Search code examples
javascriptjsonarraybuffer

Converting huge JSON object to Blob by stringifying "directly into" an ArrayBuffer/Blob to avoid maximum string length error


Context:

I have some code like this in my application:

let blob = new Blob([JSON.stringify(json)], {type: "application/json"});

However, it sometimes fails because in Chrome the maximum string length is ~500MB, and json can sometimes be larger than this.

Question:

I'm looking for a way to go straight from my json variable (i.e. a POJO) to a Blob, probably via some sort of streaming stringification that saves to an ArrayBuffer as it goes. Or any other way to get a large json object into a Blob without running into a 'maximum string length' error.

Notes:

  • Solution must work in the browser.
  • If an existing library is proposed in an answer, it must not be one that expects the json to simply be an array, since that case is very easy to handle. It must instead expect an arbitrarily nested JSON object where e.g. 90% of the data could be in foo.bar.whatever rather than spread evenly over the top-level keys, or whatever.
  • I am not looking for a solution that expects a stream as an input, and results in a stream of string chunks as the output, like json-stream-stringify or streaming-json-stringify, for example. Instead, I'd like to input an already-in-memory POJO, and get a Blob out which contains the stringified JSON.

Related:

  • How to use JSONStream to stringify a large object - OP seems to have a similar problem, but is specifically asking about JSONStream, which is for Node.js rather than the browser, and I think the solution given just saves to a file key-by-key, rather than in a "fully nested" manner? If there's a way to get this working in the browser in a way that results in an ArrayBuffer that contains the larger-than-maximum-string-length JSON string for arbitrarily nested, objects, then that would definitely qualify as an answer.
  • How to use streams to JSON stringify large nested objects in Node.js? - same as above.

Solution

  • This works:

    function jsonToBlob(json) {
      const textEncoder = new TextEncoder();
      const seen = new WeakSet();
    
      function processValue(value) {
        if(seen.has(value)) {
          throw new TypeError("Converting circular structure to JSON");
        }
    
        if(value && typeof value.toJSON === "function") {
          value = value.toJSON();
        }
    
        if(typeof value === 'object' && value !== null) {
          seen.add(value);
    
          const blobParts = [];
          const entries = Array.isArray(value) ? value : Object.entries(value);
          for(let i = 0; i < entries.length; i++) {
            if(Array.isArray(value)) {
              blobParts.push(processValue(entries[i]));
            } else {
              const [key, val] = entries[i];
              blobParts.push(textEncoder.encode(JSON.stringify(key) + ':'), processValue(val));
            }
            if(i !== entries.length - 1) blobParts.push(textEncoder.encode(','));
          }
    
          const startBracket = Array.isArray(value) ? '[' : '{';
          const endBracket = Array.isArray(value) ? ']' : '}';
          return new Blob([textEncoder.encode(startBracket), ...blobParts, textEncoder.encode(endBracket)]);
        } else if(typeof value === 'function' || typeof value === 'undefined') {
          return textEncoder.encode("null");
        } else {
          // For primitives we just convert it to string and encode
          return textEncoder.encode(JSON.stringify(value));
        }
      }
    
      return processValue(json);
    }
    

    ✅ Test 1:

    let blob = jsonToBlob([{hello:{foo:[1,2,3], a:1, bar:["a", 2, {$hi:[1,2,3, {a:3}]}]}}, 4, new Date(),, (()=>{})]);
    console.log(JSON.parse(await blob.text()));
    

    ✅ Test 2:

    let json = {};
    for(let i = 0; i < 600000; i++) {
      json[Math.random()] = Math.random().toString().repeat(100);
    }
    let blob = jsonToBlob(json);
    console.log(blob); // ~1 GB
    

    Will update this answer if I find any errors/problems when this gets to production.

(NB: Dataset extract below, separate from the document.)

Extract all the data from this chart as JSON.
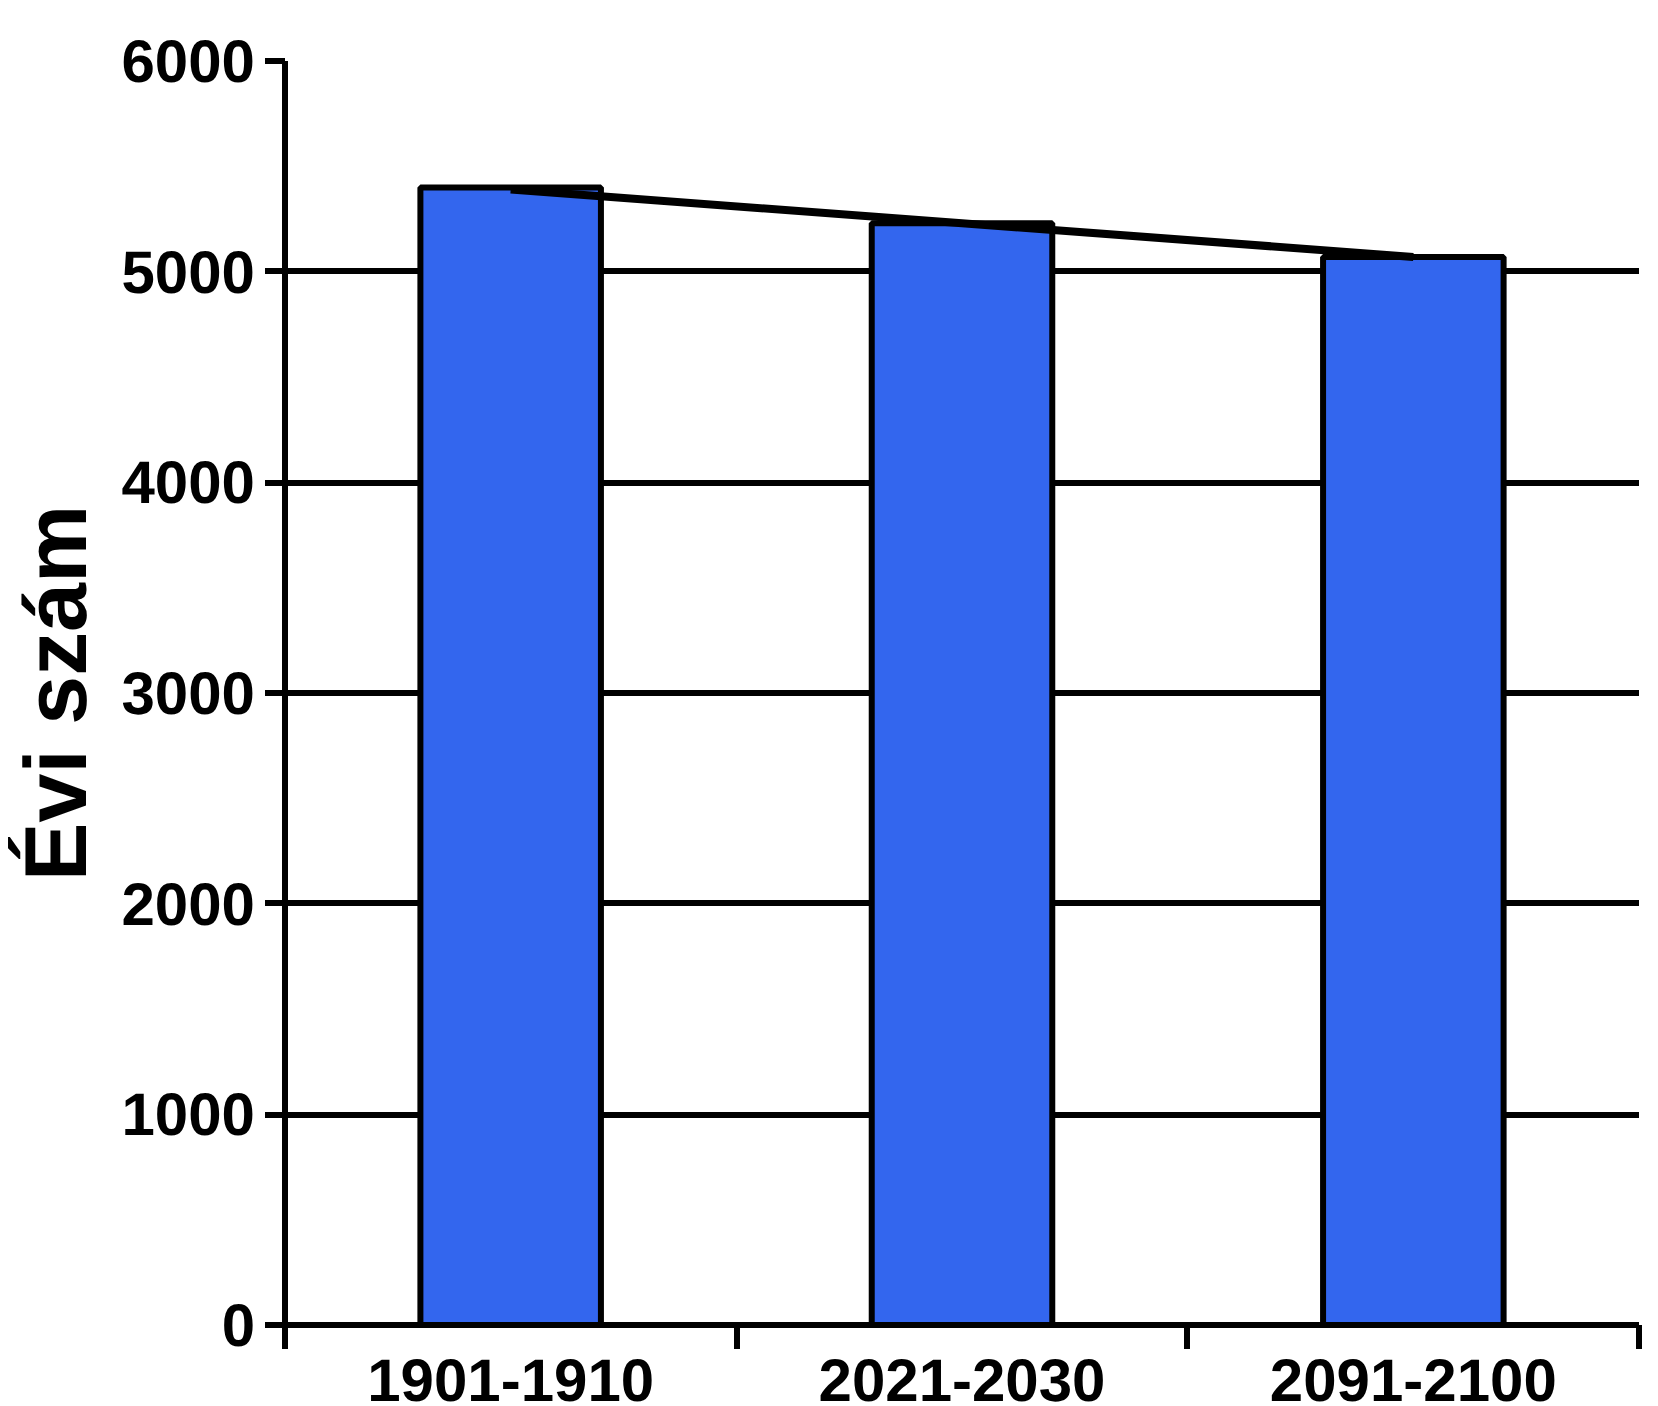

    Update: One year later, the only issue I've run into the with the above solution is that it's a bit slow in some cases. Here's a version that produces the exact same output but is more than 10x faster in my real-world tests:

    function jsonToBlob(json) {
      const textEncoder = new TextEncoder();
      const seen = new WeakSet();
      let buffer = new Uint8Array(1024 * 1024); // Start with 1MB buffer
      let position = 0;
      let stringBuffer = '';
    
      function ensureCapacity(additionalBytes) {
        if (position + additionalBytes > buffer.length) {
          const newBuffer = new Uint8Array(Math.max(buffer.length * 2, position + additionalBytes));
          newBuffer.set(buffer);
          buffer = newBuffer;
        }
      }
    
      function writeToBuffer(str) {
        const encoded = textEncoder.encode(str);
        ensureCapacity(encoded.length);
        buffer.set(encoded, position);
        position += encoded.length;
      }
    
      function flushStringBuffer() {
        if (stringBuffer.length > 0) {
          writeToBuffer(stringBuffer);
          stringBuffer = '';
        }
      }
    
      function processValue(value) {
        if (seen.has(value)) {
          throw new TypeError("Converting circular structure to JSON");
        }
    
        if (value && typeof value.toJSON === "function") {
          value = value.toJSON();
        }
    
        if (typeof value === 'object' && value !== null) {
          seen.add(value);
    
          const isArray = Array.isArray(value);
          stringBuffer += isArray ? '[' : '{';
    
          let first = true;
          for (const [key, val] of Object.entries(value)) {
            if (!first) stringBuffer += ',';
            first = false;
    
            if (!isArray) {
              stringBuffer += JSON.stringify(key) + ':';
            }
    
            processValue(val);
          }
    
          stringBuffer += isArray ? ']' : '}';
        } else if (typeof value === 'function' || typeof value === 'undefined') {
          stringBuffer += 'null';
        } else {
          stringBuffer += JSON.stringify(value);
        }
    
        // Flush the string buffer if it gets too large
        if (stringBuffer.length > 1024) {
          flushStringBuffer();
        }
      }
    
      processValue(json);
      flushStringBuffer();
    
      return new Blob([buffer.subarray(0, position)]);
    }